My view from the cheap seats is that WOTC's new default setting is going the minimal detail , create what you want the setting to be for your group route.

Which is fine. Great for the homebrewers and those who have the time and desire to make the setting what they want.

Just not for me. I prefer settings with detail which I can ignore or use or modify as I like.

To each his own...
 

I think that targeting Mearls' silent majority of gamers is a good thing. Like anything else, I'm going to wait to see what the new setting is like before I decide if that's what WotC's doing here. Although it looks like it!
 

The difference is only in how a D&D game setting is presented in the rules AS A DEFAULT. The "points of light" mindset applies to game setting EXAMPLES. Unless I'm greatly misunderstanding things, it has nothing to suggest, no impact upon ACTUAL settings. Eberron and FR won't change their flavor. New settings being released are actually UNLIKELY to conform to a "points of light" approach.

I would suggest that the reasons for the "points of light" approach for examples is that it frees them from infringing on the VERY setting-specific impacts of political/social dynamics. I wouldn't read any more into it than that.
 


I like the OP's setup, although I think he's right to say it describes trends, not gamers.

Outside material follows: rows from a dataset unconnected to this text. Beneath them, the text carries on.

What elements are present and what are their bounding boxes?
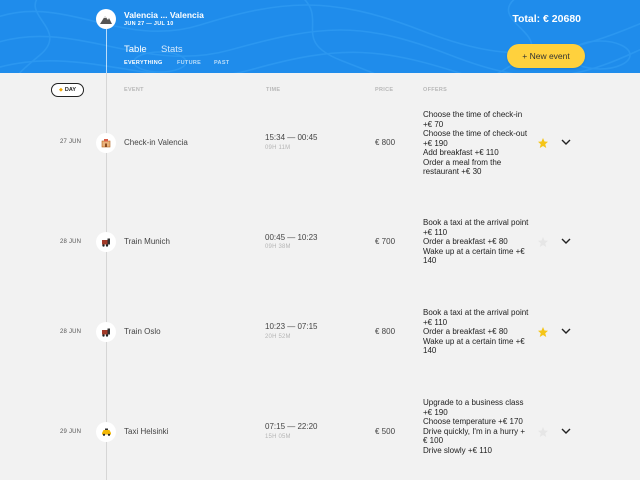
favorite-star-icon[interactable] — [537, 137, 549, 149]
trip-header: Valencia ... Valencia JUN 27 — JUL 10 To… — [0, 0, 640, 73]
offer-item: Add breakfast +€ 110 — [423, 148, 499, 157]
event-name: Taxi Helsinki — [124, 427, 169, 436]
row-date: 28 JUN — [60, 329, 82, 335]
offer-item: Wake up at a certain time +€ 140 — [423, 246, 525, 266]
offer-item: Upgrade to a business class +€ 190 — [423, 398, 524, 417]
trip-dates: JUN 27 — JUL 10 — [124, 21, 174, 27]
event-time: 10:23 — 07:15 — [265, 322, 318, 331]
event-duration: 20H 52M — [265, 334, 291, 340]
offer-item: Drive quickly, I'm in a hurry +€ 100 — [423, 426, 526, 446]
event-time: 07:15 — 22:20 — [265, 422, 318, 431]
event-duration: 09H 11M — [265, 145, 291, 151]
filter-past[interactable]: PAST — [214, 60, 229, 66]
sort-day-label: DAY — [64, 87, 76, 93]
chevron-down-icon[interactable] — [561, 238, 571, 245]
sort-day-button[interactable]: ◆ DAY — [51, 83, 84, 97]
offer-item: Book a taxi at the arrival point +€ 110 — [423, 218, 529, 237]
offer-item: Order a meal from the restaurant +€ 30 — [423, 157, 502, 177]
chevron-down-icon[interactable] — [561, 328, 571, 335]
chevron-down-icon[interactable] — [561, 139, 571, 146]
train-icon — [96, 232, 116, 252]
event-price: € 800 — [375, 138, 396, 147]
row-date: 28 JUN — [60, 239, 82, 245]
event-time: 00:45 — 10:23 — [265, 233, 318, 242]
event-time: 15:34 — 00:45 — [265, 133, 318, 142]
offer-item: Order a breakfast +€ 80 — [423, 237, 508, 246]
new-event-button[interactable]: + New event — [507, 44, 585, 68]
offer-item: Book a taxi at the arrival point +€ 110 — [423, 308, 529, 327]
column-header-price: PRICE — [375, 87, 394, 93]
event-duration: 15H 05M — [265, 434, 291, 440]
timeline-line-top — [106, 29, 107, 73]
mountain-icon — [96, 9, 116, 29]
event-offers: Book a taxi at the arrival point +€ 110 … — [423, 218, 529, 266]
event-name: Train Oslo — [124, 327, 161, 336]
column-header-offers: OFFERS — [423, 87, 448, 93]
trip-title: Valencia ... Valencia — [124, 10, 204, 20]
check-in-icon — [96, 133, 116, 153]
event-price: € 700 — [375, 237, 396, 246]
offer-item: Wake up at a certain time +€ 140 — [423, 336, 525, 356]
event-offers: Book a taxi at the arrival point +€ 110 … — [423, 308, 529, 356]
event-name: Check-in Valencia — [124, 138, 188, 147]
tab-stats[interactable]: Stats — [161, 44, 183, 55]
favorite-star-icon[interactable] — [537, 236, 549, 248]
offer-item: Choose the time of check-out +€ 190 — [423, 129, 528, 148]
sort-arrow-icon: ◆ — [59, 87, 63, 93]
offer-item: Choose temperature +€ 170 — [423, 417, 523, 426]
event-offers: Choose the time of check-in +€ 70 Choose… — [423, 110, 529, 177]
tab-table[interactable]: Table — [124, 44, 147, 55]
event-price: € 500 — [375, 427, 396, 436]
train-icon — [96, 322, 116, 342]
row-date: 27 JUN — [60, 139, 82, 145]
filter-everything[interactable]: EVERYTHING — [124, 60, 163, 66]
offer-item: Drive slowly +€ 110 — [423, 445, 492, 455]
column-header-event: EVENT — [124, 87, 144, 93]
taxi-icon — [96, 422, 116, 442]
trip-total: Total: € 20680 — [512, 13, 581, 25]
event-price: € 800 — [375, 327, 396, 336]
offer-item: Choose the time of check-in +€ 70 — [423, 110, 523, 129]
offer-item: Order a breakfast +€ 80 — [423, 327, 508, 336]
column-header-time: TIME — [266, 87, 281, 93]
filter-future[interactable]: FUTURE — [177, 60, 201, 66]
favorite-star-icon[interactable] — [537, 326, 549, 338]
event-duration: 09H 38M — [265, 244, 291, 250]
event-name: Train Munich — [124, 237, 170, 246]
row-date: 29 JUN — [60, 429, 82, 435]
event-offers: Upgrade to a business class +€ 190 Choos… — [423, 398, 529, 455]
chevron-down-icon[interactable] — [561, 428, 571, 435]
favorite-star-icon[interactable] — [537, 426, 549, 438]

For example, I take deep delight in doing both: making the OG rules, as silly and unrealistic as they are, make sense. This is largely a question of "why" -- "Why" is the dungeon there; "why" do the monsters guard treasure; etc.

So, I see the Points of Light setting as, honestly, a step forward. Greyhawk felt ad-hoc and odd. A lot of it just didn't make sense. And while a lot of intellectual properties benefit from an iterative and incremental approach, Greyhawk never really seemed to hang together.

Points of Light is a setting that tells us, politically and socially, "why" bands of adventurers are not a silly fourth-wall-breaking phenomenon. Which is the most important thing a setting can do.
 

I actually think that with the new implied setting there's even more potential to put the heroes up front and in the center, not just as the individuals making a difference in a world of darkness and isolation, but as fully-fledged characters with their own flaws, hopes, dreams, and connections with each other. You could easily graft the Heroic Archetypes rules from Bad Axe Games (adapted for the True20 companion) to this setting, because it really is all about the Hero, his Mentor, the Maiden, the Shadow, the Trickster, etc etc.

Dragonlance, when it first started, was very much a "points of light" campaign setting. I like to describe it as a post-apocalyptic western. A band of heroes from a backwater town return after years trying to find hope, and get caught up in the battle to drive back the darkness. Ruins, isolation, the return of what was lost, etc. Great stuff. Very D&D, and by the sounds of it, very 4E.